Su verdadero apellido es Schonberg. Su nombre de pila no es Otto. Casi todos los clientes tienen aquí un apodo, sobre todo los que son muy conocidos, como Schonberg. Es abuelo. Millares de familias dependen de él, y por la calle se le saluda temerosamente.

—Cada vez me promete tener más cuidado, y la vez siguiente vuelve a empezar.

Minna, con su bolsa de agua caliente de caucho rojo, es trasladada de cuarto en cuarto, y gran parte del tiempo lo pasa en la cocina, con aire muy avergonzado, como si fuese culpa suya.

También está la historia de la tarjeta verde, que ha obligado a idas y venidas, porque en el último momento se necesitaban montones de papeles, y cinco fotografías en vez de tres, que eran las que Frank presentó.

—¿Cómo se explica que se llame usted Friedmaier igual que su madre? Debería llevar el apellido de su padre.

El funcionario pelirrojo, de piel gruesa como de naranja, encuentra ese particular sospechoso. También él tiene miedo de las responsabilidades. Desde su despacho, Kromer, delante del azarado funcionario, tiene que telefonear al general.

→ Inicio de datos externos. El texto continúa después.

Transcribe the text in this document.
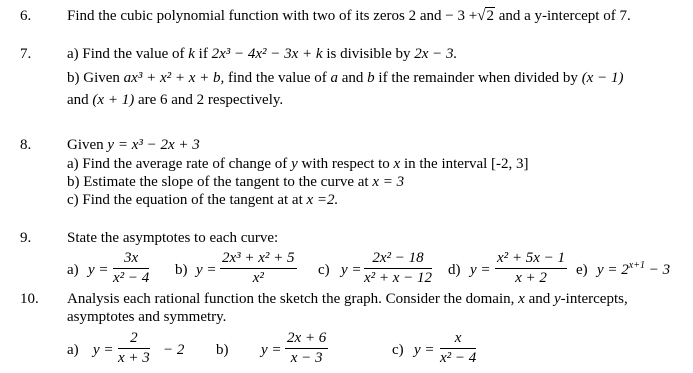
6. Find the cubic polynomial function with two of its zeros 2 and − 3 +√2 and a y-intercept of 7.
7. a) Find the value of k if 2x³ − 4x² − 3x + k is divisible by 2x − 3.
b) Given ax³ + x² + x + b, find the value of a and b if the remainder when divided by (x − 1)
and (x + 1) are 6 and 2 respectively.
8. Given y = x³ − 2x + 3
a) Find the average rate of change of y with respect to x in the interval [-2, 3]
b) Estimate the slope of the tangent to the curve at x = 3
c) Find the equation of the tangent at at x =2.
9. State the asymptotes to each curve:
a) $y = \frac{3x}{\text{x² − 4}} b$) $y = \frac{\text{2x³ + x² + 5}}{\text{x²}} c$) $y = \frac{\text{2x² − 18}}{\text{x² + x − 12}} d$) $y = \frac{\text{x² + 5x − 1}}{x + 2} e$) $y = 2^{x+1} - 3$
10. Analysis each rational function the sketch the graph. Consider the domain, x and y-intercepts,
asymptotes and symmetry.
a) $y = \frac{2}{x + 3} - 2$ b) $y = \frac{2x + 6}{x - 3}$	c) $y = \frac{x}{\text{x² − 4}}$
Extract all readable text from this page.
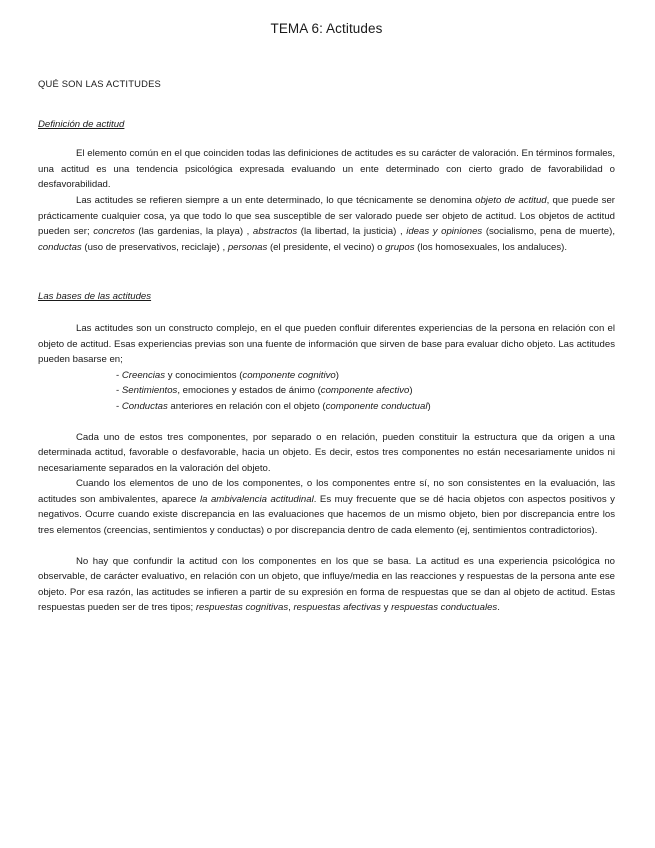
TEMA 6: Actitudes
QUÉ SON LAS ACTITUDES
Definición de actitud

El elemento común en el que coinciden todas las definiciones de actitudes es su carácter de valoración. En términos formales, una actitud es una tendencia psicológica expresada evaluando un ente determinado con cierto grado de favorabilidad o desfavorabilidad.

Las actitudes se refieren siempre a un ente determinado, lo que técnicamente se denomina objeto de actitud, que puede ser prácticamente cualquier cosa, ya que todo lo que sea susceptible de ser valorado puede ser objeto de actitud. Los objetos de actitud pueden ser; concretos (las gardenias, la playa) , abstractos (la libertad, la justicia) , ideas y opiniones (socialismo, pena de muerte), conductas (uso de preservativos, reciclaje) , personas (el presidente, el vecino) o grupos (los homosexuales, los andaluces).

Las bases de las actitudes

Las actitudes son un constructo complejo, en el que pueden confluir diferentes experiencias de la persona en relación con el objeto de actitud. Esas experiencias previas son una fuente de información que sirven de base para evaluar dicho objeto. Las actitudes pueden basarse en;

- Creencias y conocimientos (componente cognitivo)
- Sentimientos, emociones y estados de ánimo (componente afectivo)
- Conductas anteriores en relación con el objeto (componente conductual)

Cada uno de estos tres componentes, por separado o en relación, pueden constituir la estructura que da origen a una determinada actitud, favorable o desfavorable, hacia un objeto. Es decir, estos tres componentes no están necesariamente unidos ni necesariamente separados en la valoración del objeto.

Cuando los elementos de uno de los componentes, o los componentes entre sí, no son consistentes en la evaluación, las actitudes son ambivalentes, aparece la ambivalencia actitudinal. Es muy frecuente que se dé hacia objetos con aspectos positivos y negativos. Ocurre cuando existe discrepancia en las evaluaciones que hacemos de un mismo objeto, bien por discrepancia entre los tres elementos (creencias, sentimientos y conductas) o por discrepancia dentro de cada elemento (ej, sentimientos contradictorios).

No hay que confundir la actitud con los componentes en los que se basa. La actitud es una experiencia psicológica no observable, de carácter evaluativo, en relación con un objeto, que influye/media en las reacciones y respuestas de la persona ante ese objeto. Por esa razón, las actitudes se infieren a partir de su expresión en forma de respuestas que se dan al objeto de actitud. Estas respuestas pueden ser de tres tipos; respuestas cognitivas, respuestas afectivas y respuestas conductuales.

Frank tiene por fin su tarjeta, pero le ha costado horas. Sigue pareciendo que tiene la gripe, pero sin tener fiebre. A menudo Lotte le mira a hurtadillas. Se pregunta por qué de repente se agita tanto.

—Sería mejor que descansaras, que te quedases en cama un día o dos.

Para el sábado, que es el día más importante en casa de Lotte, también él es quien se ocupa de encontrar una sustituta a Minna. Sabe dónde debe dirigirse. Conoce a varias.

Todo eso exige tiempo. Está atareado sin cesar, y no obstante, diríase que aquellos dos días se niegan a transcurrir.

La nieve sigue estando sucia, los montones de nieve parecen podridos, con marcas negras e incrustaciones de desechos. El polvo blanco, que a veces se despega de la corteza del cielo y cae en pequeños grumos, como el yeso de un techo, no consigue recubrir esa mugre.

Ha vuelto a ir al cine con Sissy. Para entonces todo estaba ya completamente decidido, acordado, entre Kromer y él, sin que Sissy, desde luego, supiera nada.

Aquel mismo día le preguntó a su madre:

—¿Sales el domingo?

—Es probable. ¿Por qué?

Lotte sale todos los domingos. También ella va al cine, y luego a tomar unas pastas y a escuchar música.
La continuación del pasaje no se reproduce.